Some leading tech companies are nonetheless forging ahead and testing their own friendly chatbots. Meta launched a tool in July that allows users to create custom AI characters. The company’s landing page prominently displays a therapy bot called “The Soothing Counselor,” along with “My Girlfriend” and “Gay Bestie.”
“One of the top use cases for Meta AI already is people basically using it to role play difficult social situations,” like a fight with a girlfriend, CEO Mark Zuckerberg said at a tech conference in July.
OpenAI teased in May that ChatGPT could serve as an AI companion, adding an array of voices and comparing the tool to the irresistible AI assistant voiced by Scarlett Johansson in the movie “Her.” Months later, in its risk report, the company acknowledged that a “humanlike voice” and capabilities like memory could exacerbate the potential for “emotional reliance” among users.

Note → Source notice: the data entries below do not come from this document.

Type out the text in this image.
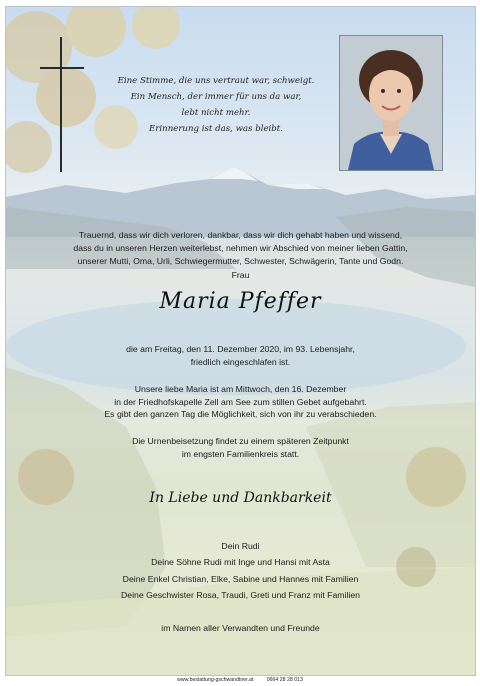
Eine Stimme, die uns vertraut war, schweigt.
Ein Mensch, der immer für uns da war,
lebt nicht mehr.
Erinnerung ist das, was bleibt.
Trauernd, dass wir dich verloren, dankbar, dass wir dich gehabt haben und wissend,
dass du in unseren Herzen weiterlebst, nehmen wir Abschied von meiner lieben Gattin,
unserer Mutti, Oma, Urli, Schwiegermutter, Schwester, Schwägerin, Tante und Godn.
Frau
Maria Pfeffer
die am Freitag, den 11. Dezember 2020, im 93. Lebensjahr,
friedlich eingeschlafen ist.
Unsere liebe Maria ist am Mittwoch, den 16. Dezember
in der Friedhofskapelle Zell am See zum stillen Gebet aufgebahrt.
Es gibt den ganzen Tag die Möglichkeit, sich von ihr zu verabschieden.
Die Urnenbeisetzung findet zu einem späteren Zeitpunkt
im engsten Familienkreis statt.
In Liebe und Dankbarkeit
Dein Rudi
Deine Söhne Rudi mit Inge und Hansi mit Asta
Deine Enkel Christian, Elke, Sabine und Hannes mit Familien
Deine Geschwister Rosa, Traudi, Greti und Franz mit Familien

im Namen aller Verwandten und Freunde
www.bestattung-gschwandtner.at	0664 28 28 013
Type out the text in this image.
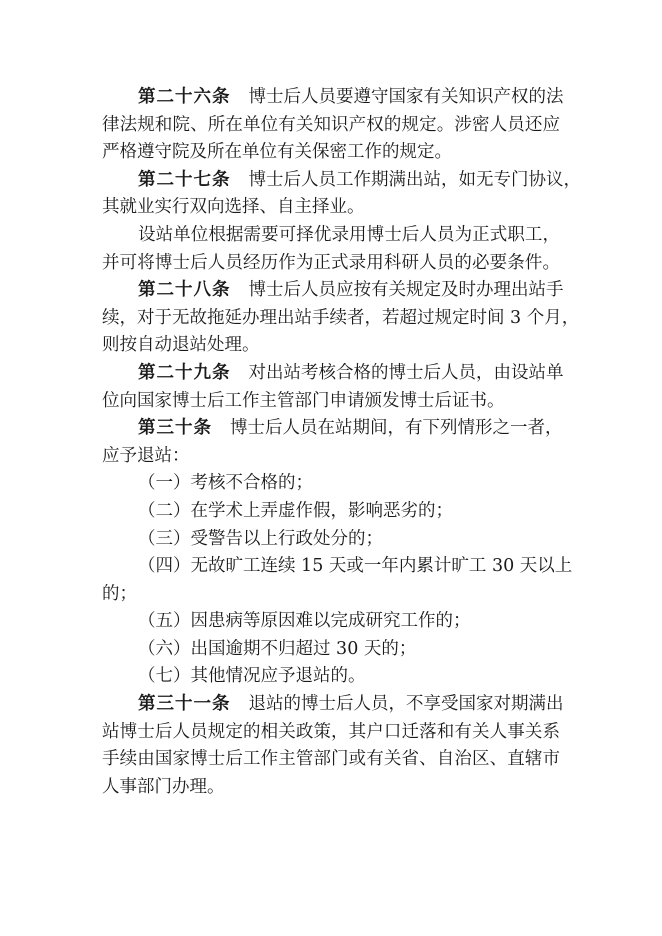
第二十六条 博士后人员要遵守国家有关知识产权的法
律法规和院、所在单位有关知识产权的规定。涉密人员还应
严格遵守院及所在单位有关保密工作的规定。
第二十七条 博士后人员工作期满出站，如无专门协议，
其就业实行双向选择、自主择业。
设站单位根据需要可择优录用博士后人员为正式职工，
并可将博士后人员经历作为正式录用科研人员的必要条件。
第二十八条 博士后人员应按有关规定及时办理出站手
续，对于无故拖延办理出站手续者，若超过规定时间 3 个月，
则按自动退站处理。
第二十九条 对出站考核合格的博士后人员，由设站单
位向国家博士后工作主管部门申请颁发博士后证书。
第三十条 博士后人员在站期间，有下列情形之一者，
应予退站：
（一）考核不合格的；
（二）在学术上弄虚作假，影响恶劣的；
（三）受警告以上行政处分的；
（四）无故旷工连续 15 天或一年内累计旷工 30 天以上
的；
（五）因患病等原因难以完成研究工作的；
（六）出国逾期不归超过 30 天的；
（七）其他情况应予退站的。
第三十一条 退站的博士后人员，不享受国家对期满出
站博士后人员规定的相关政策，其户口迁落和有关人事关系
手续由国家博士后工作主管部门或有关省、自治区、直辖市
人事部门办理。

Some frequent users of AI companion apps say safety concerns are overblown. They argue the apps are an immersive upgrade to the online experimentation young people have done for decades - from fan fiction on Tumblr to anonymous encounters in AOL chatrooms.
Sophia, a 15-year-old student in Slovakia who spoke on the condition that she be identified by only her first name to protect her privacy, uses Character.ai and Chai four or five times a day for “therapy and NSFW.” Sophia has created three bots, all private, but also talks to AI versions of characters from “dark romance” novels, a young adult genre known for sexually explicit content and taboo themes like violence and psychological trauma.
Sophia finds talking to the bots comforting when she’s alone or feeling unsafe. “I do tell them all my life problems,” she wrote in a direct message from her personal Instagram account.
Many people use the apps as a creative outlet to write fiction: Role-playing scenarios, customizing characters and writing “the kind of novels you’d see in an airport,” said Theodor Marcu, a San Francisco-based AI entrepreneur who developed a Character.ai competitor last year.
When Character.ai launched, the co-founders pitched it as a way to explore the world through conversations with icons from literature and real life, such as Shakespeare and Elon Musk. But in practice, Marcu said, “The users ended up not being Silicon Valley-type people who want to talk to Einstein. It ended up being Gen Z people who wanted to unleash their creativity.”
Character.ai recently shifted its focus to “building the future of AI entertainment,” said spokesperson Chelsea Harrison. “There are companies focused on connecting people to AI companions, but we are not one of them.”
The engineers behind Replika, a precursor to today’s AI companions, also were surprised when people began using their chatbot as an ad hoc therapist. The company worked with university researchers to incorporate the mechanics of cognitive behavioral therapy into the app, said Artem Rodichev, the company’s former head of AI. But the change was not popular.
“[Users told us], ‘Give me back my Replika. I just want to have my friend,’” Rodichev said. “Someone who will listen to you, not judge you, and basically have these conversations with you - that itself has a great therapeutic effect.”
Jenny, the Texas high school student, said many of the kids at her public high school also spend hours on the apps, adding: “People are pretty lonely at my school.” She described using AI companions as more stimulating than mindlessly scrolling “brain rotting videos” on TikTok.
“It’s kind of like a real person,” Jenny said. “You can have a boyfriend, girlfriend - anything really.”